损失函数作用:在统计学中损失函数是一种衡量损失和错误(这种损失与”错误地”估计有关)程度的函数。损失函数在实践中最重要的运用,在于协助我们通过过程的改善而持续减少目标值的变异,并非仅仅追求符合逻辑。在深度学习中,对于损失函数的收敛特性,我们期望是当误差越大的时候,收敛(学习)速度应该越快。成为损失函数需要满足两点要求:非负性;预测值和期望值接近时,函数值趋于0.
代码段如下:
double CNN::loss_function_mse_derivative(double y, double t)
{
return (y - t);
}
void CNN::loss_function_gradient(const double* y, const double* t, double* dst, int len)
{
for (int i = 0; i < len; i++) {
dst[i] = loss_function_mse_derivative(y[i], t[i]);
}
}
double CNN::activation_function_tanh_derivative(double x)
{
return (1.0 - x * x);
}
double CNN::dot_product(const double* s1, const double* s2, int len)
{
double result = 0.0;
for (int i = 0; i < len; i++) {
result += s1[i] * s2[i];
}
return result;
}
bool CNN::Backward_output()
{
init_variable(delta_neuron_output, 0.0, num_neuron_output_CNN);
double dE_dy[num_neuron_output_CNN];
init_variable(dE_dy, 0.0, num_neuron_output_CNN);
loss_function_gradient(neuron_output, data_single_label, dE_dy, num_neuron_output_CNN); // 损失函数: mean squared error(均方差)
// delta = dE/da = (dE/dy) * (dy/da)
for (int i = 0; i < num_neuron_output_CNN; i++) {
double dy_da[num_neuron_output_CNN];
init_variable(dy_da, 0.0, num_neuron_output_CNN);
dy_da[i] = activation_function_tanh_derivative(neuron_output[i]);
delta_neuron_output[i] = dot_product(dE_dy, dy_da, num_neuron_output_CNN);
}
return true;
}(2)、C5层:计算C5层神经元误差、输出层权值误差、输出层偏置误差;通过输出层神经元误差乘以输出层权值,求和,结果再乘以C5层神经元的tanh激活函数的导数(即1-C5层神经元值的平方),获得C5层每一个神经元误差;通过输出层神经元误差乘以C5层神经元获得输出层权值误差;输出层偏置误差即为输出层神经元误差。
代码段如下:
bool CNN::muladd(const double* src, double c, int len, double* dst)
{
for (int i = 0; i < len; i++) {
dst[i] += (src[i] * c);
}
return true;
}
bool CNN::Backward_C5()
{
init_variable(delta_neuron_C5, 0.0, num_neuron_C5_CNN);
init_variable(delta_weight_output, 0.0, len_weight_output_CNN);
init_variable(delta_bias_output, 0.0, len_bias_output_CNN);
for (int c = 0; c < num_neuron_C5_CNN; c++) {
// propagate delta to previous layer
// prev_delta[c] += current_delta[r] * W_[c * out_size_ + r]

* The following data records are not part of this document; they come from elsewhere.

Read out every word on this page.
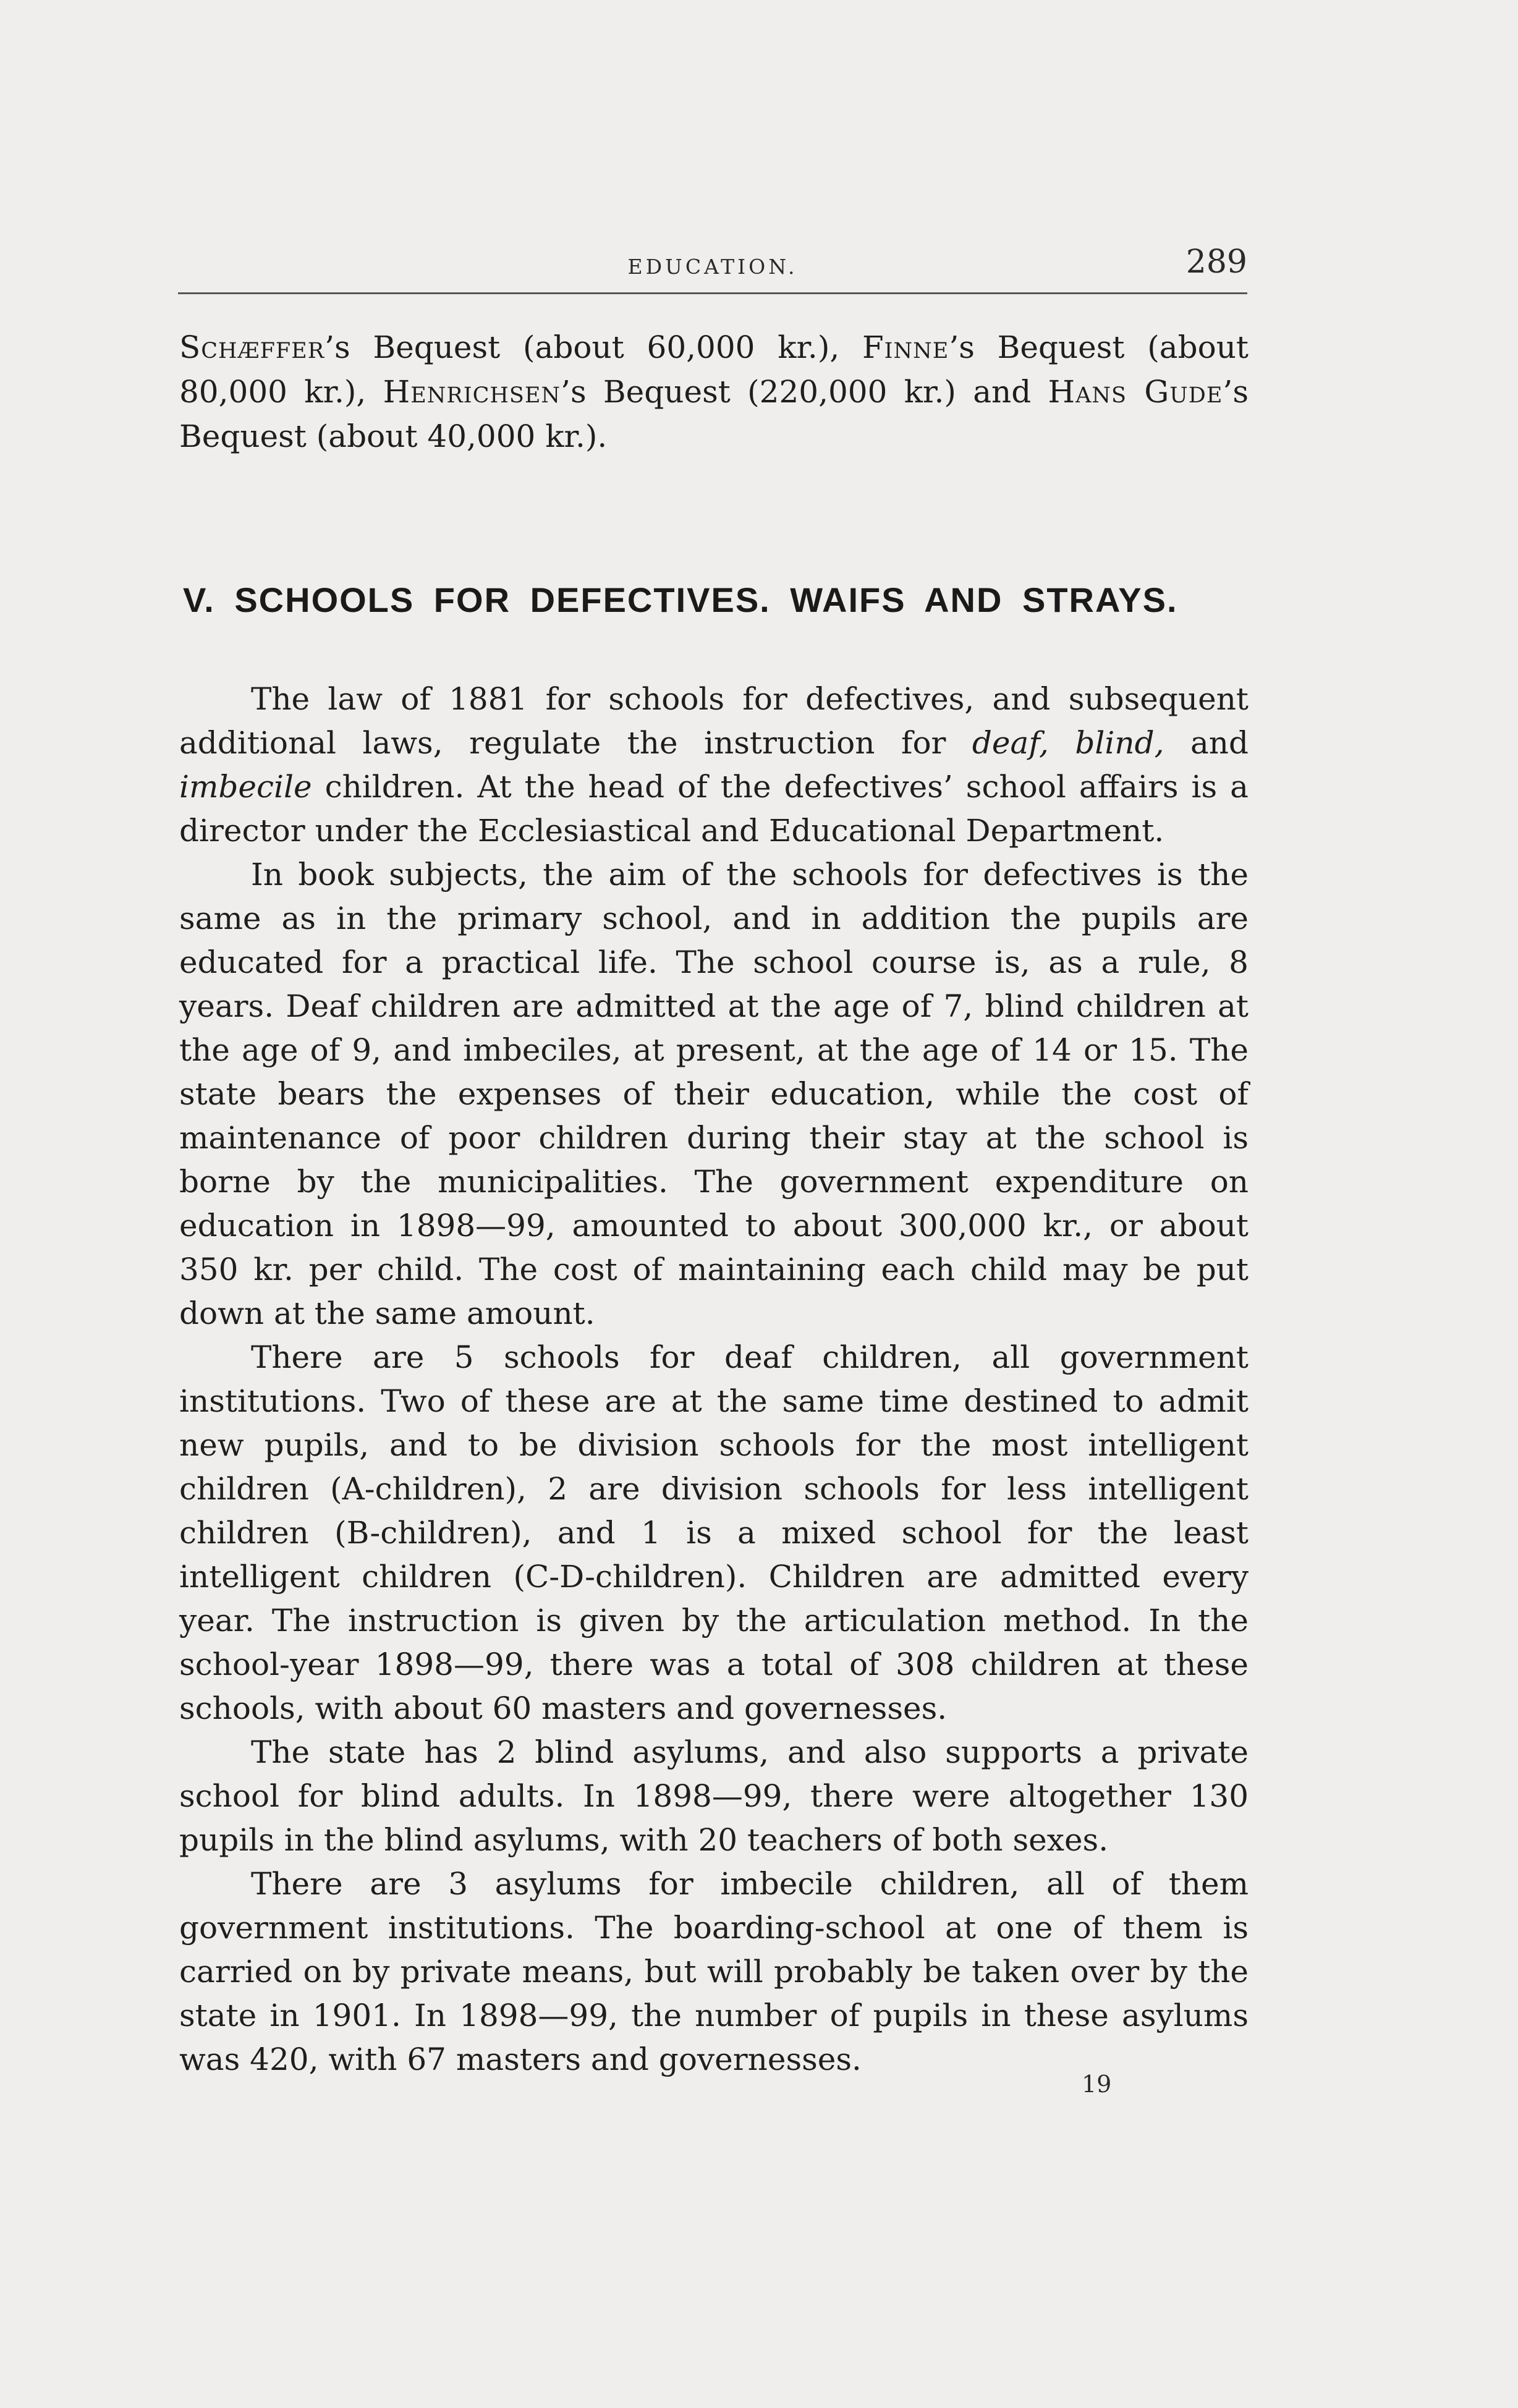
EDUCATION.	289
Schæffer’s Bequest (about 60,000 kr.), Finne’s Bequest (about 80,000 kr.), Henrichsen’s Bequest (220,000 kr.) and Hans Gude’s Bequest (about 40,000 kr.).
V. SCHOOLS FOR DEFECTIVES. WAIFS AND STRAYS.

The law of 1881 for schools for defectives, and subsequent additional laws, regulate the instruction for deaf, blind, and imbecile children. At the head of the defectives’ school affairs is a director under the Ecclesiastical and Educational Department.

In book subjects, the aim of the schools for defectives is the same as in the primary school, and in addition the pupils are educated for a practical life. The school course is, as a rule, 8 years. Deaf children are admitted at the age of 7, blind children at the age of 9, and imbeciles, at present, at the age of 14 or 15. The state bears the expenses of their education, while the cost of maintenance of poor children during their stay at the school is borne by the municipalities. The government expenditure on education in 1898—99, amounted to about 300,000 kr., or about 350 kr. per child. The cost of maintaining each child may be put down at the same amount.

There are 5 schools for deaf children, all government institutions. Two of these are at the same time destined to admit new pupils, and to be division schools for the most intelligent children (A-children), 2 are division schools for less intelligent children (B-children), and 1 is a mixed school for the least intelligent children (C-D-children). Children are admitted every year. The instruction is given by the articulation method. In the school-year 1898—99, there was a total of 308 children at these schools, with about 60 masters and governesses.

The state has 2 blind asylums, and also supports a private school for blind adults. In 1898—99, there were altogether 130 pupils in the blind asylums, with 20 teachers of both sexes.

There are 3 asylums for imbecile children, all of them government institutions. The boarding-school at one of them is carried on by private means, but will probably be taken over by the state in 1901. In 1898—99, the number of pupils in these asylums was 420, with 67 masters and governesses.

19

delta_neuron_C5[c] = dot_product(&delta_neuron_output[0], &weight_output[c * num_neuron_output_CNN], num_neuron_output_CNN);
delta_neuron_C5[c] *= activation_function_tanh_derivative(neuron_C5[c]);
}
// accumulate weight-step using delta
// dW[c * out_size + i] += current_delta[i] * prev_out[c]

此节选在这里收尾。